I am newbie to tractors and just purchased a Yanmar 1700D. I was hoping someone might explain the 3 point lift controls to me. I know the lever on the right handside lowers and raises the lift arms. My tractor does this just fine. It holds the implement raised and it will lower it all the way. Is it supposed to hold it anywhere in between and what do you use the rotating knob under the seat for. I know it will lock the arms in a certain position but when should you do this? When operating the bush hog should the mower deck sit on the skids when running or is the front supposed to be raised some? I cannot keep it raised with the 3pt lift lever except in the all the way up position. 
Thanks for any help on this. Jeff


----------



## Hoodoo Valley

Welcome to the forum Jeff! The knob under the seat is your "rate of flow" knob and controls how fast the 3 point falls with the lowering lever fully released.. Be sure not to crank it tightly closed because it will cause damage to the valve.
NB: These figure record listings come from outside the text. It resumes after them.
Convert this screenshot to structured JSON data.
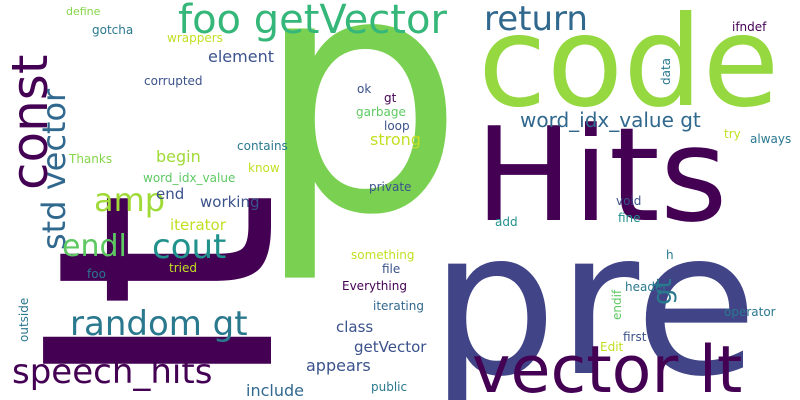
{
  "words": [
    {
      "text": "lt",
      "color": "#440154",
      "rotated": true
    },
    {
      "text": "p",
      "color": "#7ad151",
      "rotated": false
    },
    {
      "text": "pre",
      "color": "#414487",
      "rotated": false
    },
    {
      "text": "Hits",
      "color": "#440154",
      "rotated": false
    },
    {
      "text": "code",
      "color": "#95d840",
      "rotated": false
    },
    {
      "text": "vector lt",
      "color": "#440154",
      "rotated": false
    },
    {
      "text": "foo getVector",
      "color": "#35b779",
      "rotated": false
    },
    {
      "text": "return",
      "color": "#31688e",
      "rotated": false
    },
    {
      "text": "const",
      "color": "#440154",
      "rotated": true
    },
    {
      "text": "std vector",
      "color": "#31688e",
      "rotated": true
    },
    {
      "text": "speech_hits",
      "color": "#440154",
      "rotated": false
    },
    {
      "text": "random gt",
      "color": "#2a788e",
      "rotated": false
    },
    {
      "text": "cout",
      "color": "#21918c",
      "rotated": false
    },
    {
      "text": "endl",
      "color": "#5ec962",
      "rotated": false
    },
    {
      "text": "amp",
      "color": "#a0da39",
      "rotated": false
    },
    {
      "text": "gt",
      "color": "#2a788e",
      "rotated": true
    },
    {
      "text": "word_idx_value gt",
      "color": "#31688e",
      "rotated": false
    },
    {
      "text": "element",
      "color": "#3b528b",
      "rotated": false
    },
    {
      "text": "strong",
      "color": "#c2df23",
      "rotated": false
    },
    {
      "text": "begin",
      "color": "#a0da39",
      "rotated": false
    },
    {
      "text": "end",
      "color": "#3b528b",
      "rotated": false
    },
    {
      "text": "working",
      "color": "#3b528b",
      "rotated": false
    },
    {
      "text": "appears",
      "color": "#3b528b",
      "rotated": false
    },
    {
      "text": "getVector",
      "color": "#3b528b",
      "rotated": false
    },
    {
      "text": "class",
      "color": "#3b528b",
      "rotated": false
    },
    {
      "text": "include",
      "color": "#31688e",
      "rotated": false
    },
    {
      "text": "iterator",
      "color": "#c2df23",
      "rotated": false
    },
    {
      "text": "define",
      "color": "#86d549",
      "rotated": false
    },
    {
      "text": "gotcha",
      "color": "#2a788e",
      "rotated": false
    },
    {
      "text": "wrappers",
      "color": "#c2df23",
      "rotated": false
    },
    {
      "text": "corrupted",
      "color": "#3b528b",
      "rotated": false
    },
    {
      "text": "ok",
      "color": "#3b528b",
      "rotated": false
    },
    {
      "text": "gt",
      "color": "#440154",
      "rotated": false
    },
    {
      "text": "garbage",
      "color": "#5ec962",
      "rotated": false
    },
    {
      "text": "loop",
      "color": "#3b528b",
      "rotated": false
    },
    {
      "text": "contains",
      "color": "#2a788e",
      "rotated": false
    },
    {
      "text": "know",
      "color": "#c2df23",
      "rotated": false
    },
    {
      "text": "Thanks",
      "color": "#86d549",
      "rotated": false
    },
    {
      "text": "word_idx_value",
      "color": "#5ec962",
      "rotated": false
    },
    {
      "text": "private",
      "color": "#3b528b",
      "rotated": false
    },
    {
      "text": "ifndef",
      "color": "#440154",
      "rotated": false
    },
    {
      "text": "data",
      "color": "#2a788e",
      "rotated": true
    },
    {
      "text": "try",
      "color": "#c2df23",
      "rotated": false
    },
    {
      "text": "always",
      "color": "#2a788e",
      "rotated": false
    },
    {
      "text": "void",
      "color": "#3b528b",
      "rotated": false
    },
    {
      "text": "fine",
      "color": "#21918c",
      "rotated": false
    },
    {
      "text": "add",
      "color": "#21918c",
      "rotated": false
    },
    {
      "text": "tried",
      "color": "#c2df23",
      "rotated": false
    },
    {
      "text": "foo",
      "color": "#2a788e",
      "rotated": false
    },
    {
      "text": "outside",
      "color": "#2a788e",
      "rotated": true
    },
    {
      "text": "something",
      "color": "#c2df23",
      "rotated": false
    },
    {
      "text": "file",
      "color": "#3b528b",
      "rotated": false
    },
    {
      "text": "Everything",
      "color": "#440154",
      "rotated": false
    },
    {
      "text": "iterating",
      "color": "#31688e",
      "rotated": false
    },
    {
      "text": "public",
      "color": "#2a788e",
      "rotated": false
    },
    {
      "text": "h",
      "color": "#2a788e",
      "rotated": false
    },
    {
      "text": "header",
      "color": "#2a788e",
      "rotated": false
    },
    {
      "text": "endif",
      "color": "#5ec962",
      "rotated": true
    },
    {
      "text": "first",
      "color": "#3b528b",
      "rotated": false
    },
    {
      "text": "Edit",
      "color": "#c2df23",
      "rotated": false
    },
    {
      "text": "operator",
      "color": "#2a788e",
      "rotated": false
    }
  ]
}
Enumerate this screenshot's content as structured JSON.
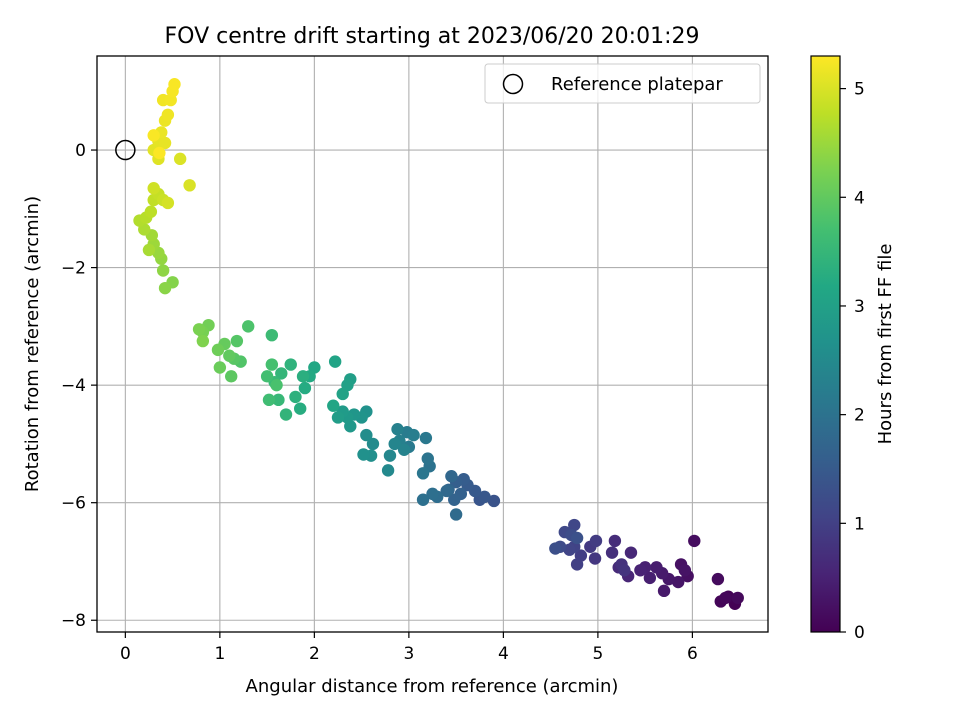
{
  "chart_data": {
    "type": "scatter",
    "title": "FOV centre drift starting at 2023/06/20 20:01:29",
    "xlabel": "Angular distance from reference (arcmin)",
    "ylabel": "Rotation from reference (arcmin)",
    "xlim": [
      -0.3,
      6.8
    ],
    "ylim": [
      -8.2,
      1.6
    ],
    "xticks": [
      0,
      1,
      2,
      3,
      4,
      5,
      6
    ],
    "yticks": [
      -8,
      -6,
      -4,
      -2,
      0
    ],
    "xtick_labels": [
      "0",
      "1",
      "2",
      "3",
      "4",
      "5",
      "6"
    ],
    "ytick_labels": [
      "−8",
      "−6",
      "−4",
      "−2",
      "0"
    ],
    "grid": true,
    "legend": {
      "placement": "top-right",
      "entries": [
        "Reference platepar"
      ]
    },
    "reference_point": {
      "x": 0,
      "y": 0
    },
    "colorbar": {
      "label": "Hours from first FF file",
      "range": [
        0,
        5.3
      ],
      "ticks": [
        0,
        1,
        2,
        3,
        4,
        5
      ],
      "tick_labels": [
        "0",
        "1",
        "2",
        "3",
        "4",
        "5"
      ],
      "colormap": "viridis"
    },
    "points": [
      [
        6.45,
        -7.72,
        0.0
      ],
      [
        6.38,
        -7.6,
        0.03
      ],
      [
        6.3,
        -7.68,
        0.06
      ],
      [
        6.35,
        -7.62,
        0.09
      ],
      [
        6.48,
        -7.62,
        0.12
      ],
      [
        6.27,
        -7.3,
        0.15
      ],
      [
        6.02,
        -6.65,
        0.18
      ],
      [
        5.95,
        -7.25,
        0.21
      ],
      [
        5.88,
        -7.05,
        0.24
      ],
      [
        5.92,
        -7.15,
        0.27
      ],
      [
        5.85,
        -7.35,
        0.3
      ],
      [
        5.75,
        -7.3,
        0.33
      ],
      [
        5.7,
        -7.5,
        0.36
      ],
      [
        5.68,
        -7.2,
        0.39
      ],
      [
        5.62,
        -7.1,
        0.42
      ],
      [
        5.55,
        -7.28,
        0.45
      ],
      [
        5.5,
        -7.1,
        0.48
      ],
      [
        5.45,
        -7.15,
        0.52
      ],
      [
        5.32,
        -7.25,
        0.56
      ],
      [
        5.35,
        -6.85,
        0.6
      ],
      [
        5.22,
        -7.1,
        0.64
      ],
      [
        5.18,
        -6.65,
        0.68
      ],
      [
        5.15,
        -6.85,
        0.72
      ],
      [
        5.25,
        -7.05,
        0.76
      ],
      [
        5.28,
        -7.15,
        0.8
      ],
      [
        4.97,
        -6.95,
        0.84
      ],
      [
        4.92,
        -6.75,
        0.88
      ],
      [
        4.98,
        -6.65,
        0.92
      ],
      [
        4.82,
        -6.9,
        0.96
      ],
      [
        4.78,
        -7.05,
        1.0
      ],
      [
        4.75,
        -6.75,
        1.04
      ],
      [
        4.7,
        -6.8,
        1.08
      ],
      [
        4.75,
        -6.38,
        1.12
      ],
      [
        4.65,
        -6.5,
        1.16
      ],
      [
        4.6,
        -6.75,
        1.2
      ],
      [
        4.72,
        -6.55,
        1.24
      ],
      [
        4.55,
        -6.78,
        1.28
      ],
      [
        4.78,
        -6.6,
        1.32
      ],
      [
        3.9,
        -5.97,
        1.36
      ],
      [
        3.75,
        -5.95,
        1.4
      ],
      [
        3.8,
        -5.9,
        1.44
      ],
      [
        3.7,
        -5.8,
        1.48
      ],
      [
        3.62,
        -5.7,
        1.52
      ],
      [
        3.58,
        -5.6,
        1.56
      ],
      [
        3.5,
        -5.65,
        1.6
      ],
      [
        3.55,
        -5.85,
        1.64
      ],
      [
        3.48,
        -5.95,
        1.68
      ],
      [
        3.42,
        -5.78,
        1.72
      ],
      [
        3.45,
        -5.55,
        1.76
      ],
      [
        3.4,
        -5.8,
        1.8
      ],
      [
        3.5,
        -6.2,
        1.84
      ],
      [
        3.3,
        -5.9,
        1.88
      ],
      [
        3.25,
        -5.85,
        1.92
      ],
      [
        3.15,
        -5.95,
        1.96
      ],
      [
        3.22,
        -5.38,
        2.0
      ],
      [
        3.2,
        -5.25,
        2.04
      ],
      [
        3.15,
        -5.5,
        2.08
      ],
      [
        3.18,
        -4.9,
        2.12
      ],
      [
        3.0,
        -5.05,
        2.16
      ],
      [
        2.98,
        -4.8,
        2.2
      ],
      [
        3.05,
        -4.85,
        2.24
      ],
      [
        2.9,
        -4.95,
        2.28
      ],
      [
        2.88,
        -4.75,
        2.32
      ],
      [
        2.95,
        -5.1,
        2.36
      ],
      [
        2.85,
        -5.0,
        2.4
      ],
      [
        2.8,
        -5.2,
        2.44
      ],
      [
        2.78,
        -5.45,
        2.48
      ],
      [
        2.62,
        -5.0,
        2.52
      ],
      [
        2.55,
        -4.85,
        2.56
      ],
      [
        2.6,
        -5.2,
        2.6
      ],
      [
        2.52,
        -5.18,
        2.64
      ],
      [
        2.55,
        -4.45,
        2.68
      ],
      [
        2.5,
        -4.55,
        2.72
      ],
      [
        2.42,
        -4.5,
        2.76
      ],
      [
        2.38,
        -4.7,
        2.8
      ],
      [
        2.35,
        -4.55,
        2.84
      ],
      [
        2.3,
        -4.45,
        2.88
      ],
      [
        2.25,
        -4.55,
        2.92
      ],
      [
        2.38,
        -3.9,
        2.96
      ],
      [
        2.35,
        -4.0,
        3.0
      ],
      [
        2.3,
        -4.15,
        3.04
      ],
      [
        2.22,
        -3.6,
        3.08
      ],
      [
        2.2,
        -4.35,
        3.12
      ],
      [
        2.0,
        -3.7,
        3.16
      ],
      [
        1.95,
        -3.85,
        3.2
      ],
      [
        1.9,
        -4.05,
        3.24
      ],
      [
        1.85,
        -4.4,
        3.28
      ],
      [
        1.88,
        -3.85,
        3.32
      ],
      [
        1.8,
        -4.2,
        3.36
      ],
      [
        1.75,
        -3.65,
        3.4
      ],
      [
        1.7,
        -4.5,
        3.44
      ],
      [
        1.65,
        -3.8,
        3.48
      ],
      [
        1.62,
        -4.25,
        3.52
      ],
      [
        1.58,
        -3.95,
        3.56
      ],
      [
        1.55,
        -3.15,
        3.6
      ],
      [
        1.52,
        -4.25,
        3.64
      ],
      [
        1.5,
        -3.85,
        3.68
      ],
      [
        1.55,
        -3.65,
        3.72
      ],
      [
        1.6,
        -4.0,
        3.76
      ],
      [
        1.3,
        -3.0,
        3.8
      ],
      [
        1.22,
        -3.6,
        3.84
      ],
      [
        1.18,
        -3.25,
        3.88
      ],
      [
        1.15,
        -3.55,
        3.92
      ],
      [
        1.12,
        -3.85,
        3.96
      ],
      [
        1.1,
        -3.5,
        4.0
      ],
      [
        1.05,
        -3.3,
        4.04
      ],
      [
        1.0,
        -3.7,
        4.08
      ],
      [
        0.98,
        -3.4,
        4.12
      ],
      [
        0.88,
        -2.98,
        4.16
      ],
      [
        0.82,
        -3.1,
        4.2
      ],
      [
        0.78,
        -3.05,
        4.24
      ],
      [
        0.82,
        -3.25,
        4.28
      ],
      [
        0.5,
        -2.25,
        4.32
      ],
      [
        0.42,
        -2.35,
        4.36
      ],
      [
        0.4,
        -2.05,
        4.4
      ],
      [
        0.38,
        -1.85,
        4.44
      ],
      [
        0.35,
        -1.75,
        4.48
      ],
      [
        0.3,
        -1.6,
        4.52
      ],
      [
        0.28,
        -1.45,
        4.56
      ],
      [
        0.25,
        -1.7,
        4.6
      ],
      [
        0.2,
        -1.35,
        4.64
      ],
      [
        0.15,
        -1.2,
        4.68
      ],
      [
        0.22,
        -1.15,
        4.72
      ],
      [
        0.27,
        -1.05,
        4.76
      ],
      [
        0.3,
        -0.85,
        4.8
      ],
      [
        0.35,
        -0.75,
        4.84
      ],
      [
        0.4,
        -0.85,
        4.88
      ],
      [
        0.3,
        -0.65,
        4.92
      ],
      [
        0.45,
        -0.9,
        4.96
      ],
      [
        0.68,
        -0.6,
        5.0
      ],
      [
        0.58,
        -0.15,
        5.02
      ],
      [
        0.35,
        -0.15,
        5.05
      ],
      [
        0.3,
        0.0,
        5.08
      ],
      [
        0.35,
        0.15,
        5.1
      ],
      [
        0.42,
        0.12,
        5.12
      ],
      [
        0.38,
        0.3,
        5.14
      ],
      [
        0.42,
        0.5,
        5.16
      ],
      [
        0.45,
        0.6,
        5.18
      ],
      [
        0.4,
        0.85,
        5.2
      ],
      [
        0.48,
        0.85,
        5.22
      ],
      [
        0.5,
        1.0,
        5.24
      ],
      [
        0.52,
        1.12,
        5.26
      ],
      [
        0.3,
        0.25,
        5.27
      ],
      [
        0.36,
        -0.05,
        5.28
      ]
    ]
  }
}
You should be able to place your impliment at any point between fully raised and lowered. The brush hog should be elevated off the ground slighly. I hope this helps.


----------



## winston

All these old Yanmars are not created equal. The round handled valve under the seat on a 1700 is only to be used for locking the 3 point in a desired position and not meant to be used while in operation. Some models including my 2002d do use this valve for adjusting drop speed. If you close that stop valve with the lift handle in any position other than all the way up and then pull the lever up higher you stand a good chance of shearing a pump key or destroying your pump. Hope that makes sense. 

The drop speed on a 1700 is to be controlled with this little valve handle. Note the roll pin #14 acts as the handle on shaft #9. It has 3 positions. http://www.hoyetractor.com/mm5/merchant.mvc?Screen=CTGY&Store_Code=HTE&Category_Code=YM17003PTCON


----------



## Mickey

As Winston has said, not all Yanmars operate the same. On mine, the 3pt stays at any hight position set the lift control. Will stay in that position for weeks on end. I normally operate the valve between your legs wide open but have used it to control drop rate when heavy attachments are used.


----------



## jjbaker210

I noticed mine is set up like winston said in his post. After looking at my manual from Hoye I think maybe the adjustment nut and bolt on my position control lever are all rusted. So I may replace those. Some one also suggested using a check chain on the mower because the float position is with the lever all the way forward any way. Thanks for the help. Jeff


----------